7.6.23

Virtude e corpo

O corpo virtuoso pode definir-se assim: o corpo que se esqueceu de qualquer distância a si mesmo; expressa o que sente; é o corpo que se evade de si mesmo e inventa para si um duplo maravilhoso; um corpo que esqueceu, com toda a naturalidade, a extrema contenção imposta a cada um dos seus músculos; é que nem sequer a recorda; nem sequer poderia recordar os diferentes mecanismos; todo o sistema de relações, de transmissões, deixou de ser voluntário; toda a atenção à que a alma se havia aplicado tenazmente foi sendo reabsorvida sem deixar o menor vestígio, nem no sangue nem nos ossos. Já não há uma massa, nem um peso, nem um movimento; é pura elevação.

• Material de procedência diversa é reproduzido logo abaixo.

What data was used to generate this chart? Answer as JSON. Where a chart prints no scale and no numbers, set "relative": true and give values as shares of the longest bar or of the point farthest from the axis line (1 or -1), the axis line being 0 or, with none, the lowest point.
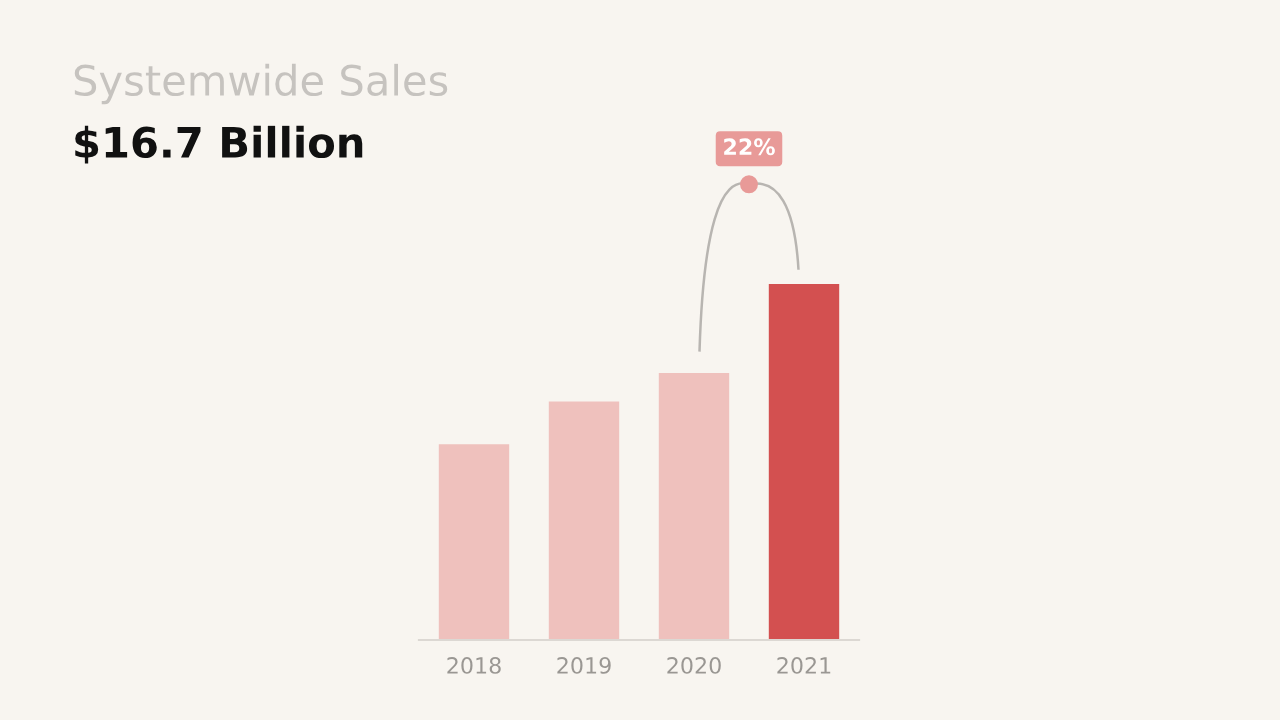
{
  "chart_data": {
    "type": "bar",
    "title": "Systemwide Sales",
    "subtitle": "$16.7 Billion",
    "categories": [
      "2018",
      "2019",
      "2020",
      "2021"
    ],
    "values": [
      0.55,
      0.67,
      0.75,
      1
    ],
    "colors": [
      "#efc1bd",
      "#efc1bd",
      "#efc1bd",
      "#d35050"
    ],
    "relative": true,
    "grid": false,
    "legend": false,
    "annotations": [
      "22%"
    ]
  }
}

É igual ao comensal, sentado em frente da toalha branca, que já não reconhece a espinha, a forma, a escama, a crista, os chifres, a própria silhueta das carnes que está a devorar.

Quignard, O amor o mar

O sumamente interessante é que o corpo virtuoso é um movimento, é emoção, ou seja, esquecer um corpo e um rosto. É nessa virtude que o corpo pode ser pura elevação; pode devorar o exterior, diluir-se, através dessa leveza que esqueceu. E pode ainda, claro, ser virtuoso — não por via da teoria, nem da acusação, que caluniam a vida.